Nox4‐related miR‐92a Mimic Improves Alcohol‐Induced Derangements in Alveolar Macrophage Immunometabolism

Objective Individuals with a history of alcohol use disorders (AUD) are at increased risk of developing respiratory infections due in part to alveolar macrophage (AM) phagocytic dysfunction. Cellular metabolism and bioenergetics are known to play key roles in immune cell functions. Chronic alcohol exposure increases NADPH oxidase (Nox)4, which increases AM oxidative stress, and may contribute to derangements in AM immunometabolism. Nox4 expression may be post‐transcriptionally regulated by microRNA (miR)‐92a, leading to Nox4 downregulation. Therefore, we hypothesized that chronic alcohol exposure decreases mir‐92a to upregulate Nox4, which increases mitochondrial oxidative stress and dysfunction in immunometabolism, resulting in increased susceptibility to respiratory infections. Methods MH‐S, a mouse alveolar macrophage cell line, were treated ± 0.08% ethanol (EtOH) for 3 d ± miR‐92a mimic (50 μM, last 1 d). Expression of miR‐92a and Nox4 were measured by qRT‐PCR. Cellular reactive oxygen species (ROS) generation and H 2 O 2 were measured using 2′,7′‐dichlorofluorescein‐diacetate fluorescence and Amplex Red assay, respectively.
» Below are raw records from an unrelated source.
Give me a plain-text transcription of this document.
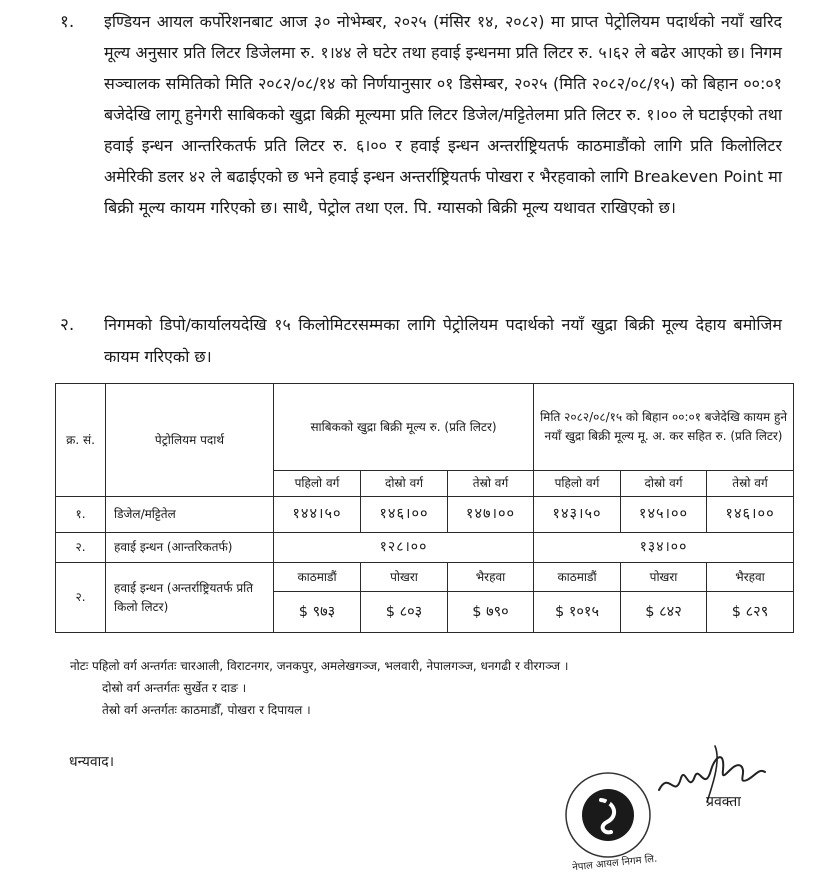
१. इण्डियन आयल कर्पोरेशनबाट आज ३० नोभेम्बर, २०२५ (मंसिर १४, २०८२) मा प्राप्त पेट्रोलियम पदार्थको नयाँ खरिद मूल्य अनुसार प्रति लिटर डिजेलमा रु. १।४४ ले घटेर तथा हवाई इन्धनमा प्रति लिटर रु. ५।६२ ले बढेर आएको छ। निगम सञ्चालक समितिको मिति २०८२/०८/१४ को निर्णयानुसार ०१ डिसेम्बर, २०२५ (मिति २०८२/०८/१५) को बिहान ००:०१ बजेदेखि लागू हुनेगरी साबिकको खुद्रा बिक्री मूल्यमा प्रति लिटर डिजेल/मट्टितेलमा प्रति लिटर रु. १।०० ले घटाईएको तथा हवाई इन्धन आन्तरिकतर्फ प्रति लिटर रु. ६।०० र हवाई इन्धन अन्तर्राष्ट्रियतर्फ काठमाडौंको लागि प्रति किलोलिटर अमेरिकी डलर ४२ ले बढाईएको छ भने हवाई इन्धन अन्तर्राष्ट्रियतर्फ पोखरा र भैरहवाको लागि Breakeven Point मा बिक्री मूल्य कायम गरिएको छ। साथै, पेट्रोल तथा एल. पि. ग्यासको बिक्री मूल्य यथावत राखिएको छ।
२. निगमको डिपो/कार्यालयदेखि १५ किलोमिटरसम्मका लागि पेट्रोलियम पदार्थको नयाँ खुद्रा बिक्री मूल्य देहाय बमोजिम कायम गरिएको छ।
क्र. सं.	पेट्रोलियम पदार्थ	साबिकको खुद्रा बिक्री मूल्य रु. (प्रति लिटर)			मिति २०८२/०८/१५ को बिहान ००:०१ बजेदेखि कायम हुने नयाँ खुद्रा बिक्री मूल्य मू. अ. कर सहित रु. (प्रति लिटर)		
		पहिलो वर्ग	दोस्रो वर्ग	तेस्रो वर्ग	पहिलो वर्ग	दोस्रो वर्ग	तेस्रो वर्ग
१.	डिजेल/मट्टितेल	१४४।५०	१४६।००	१४७।००	१४३।५०	१४५।००	१४६।००
२.	हवाई इन्धन (आन्तरिकतर्फ)	१२८।००			१३४।००		
२.	हवाई इन्धन (अन्तर्राष्ट्रियतर्फ प्रति किलो लिटर)	काठमाडौं	पोखरा	भैरहवा	काठमाडौं	पोखरा	भैरहवा
		$ ९७३	$ ८०३	$ ७९०	$ १०१५	$ ८४२	$ ८२९
नोटः पहिलो वर्ग अन्तर्गतः चारआली, विराटनगर, जनकपुर, अमलेखगञ्ज, भलवारी, नेपालगञ्ज, धनगढी र वीरगञ्ज ।
दोस्रो वर्ग अन्तर्गतः सुर्खेत र दाङ ।
तेस्रो वर्ग अन्तर्गतः काठमाडौँ, पोखरा र दिपायल ।
धन्यवाद।
नेपाल आयल निगम लि.
प्रवक्ता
Co‐localization of Nox4 and mitochondria were assessed by confocal microscopy. Mitochondrial respiration and bioenergetics were measured using an extracellular flux bioanalyzer. In vitro phagocytic capacity was measured using pHrodo Staphylococcus aureus BioParticles conjugate. Results In vitro EtOH: 1) decreased miR‐92a and increased Nox4 expression, 2) increased ROS and H 2 O 2 , 3) increased Nox4 co‐localization with mitochondria, 4) decreased mitochondrial respiration and bioenergetics, and 5) decreased AM phagocytic ability. Treatment with miR‐92a mimic reversed these EtOH‐induced impairments. Conclusions Chronic alcohol consumption increases alveolar macrophage oxidative stress, while reducing mitochondrial respiration and phagocytic capacity. Treatment with miR‐92a mimic reduced EtOH‐induced oxidative stress and improved AM immunometabolism and phagocytic function. Our studies reveal that miR‐92a may be a novel therapeutic target in the treatment of pulmonary infections in individuals with a history of AUD. Support or Funding Information This work was supported by the National Institute of Alcohol Abuse and Alcoholism R01‐AA026086 (SMY) and by the Emory Acute Lung Injury Training Program T32‐HL116271‐05 (David M. Guidot).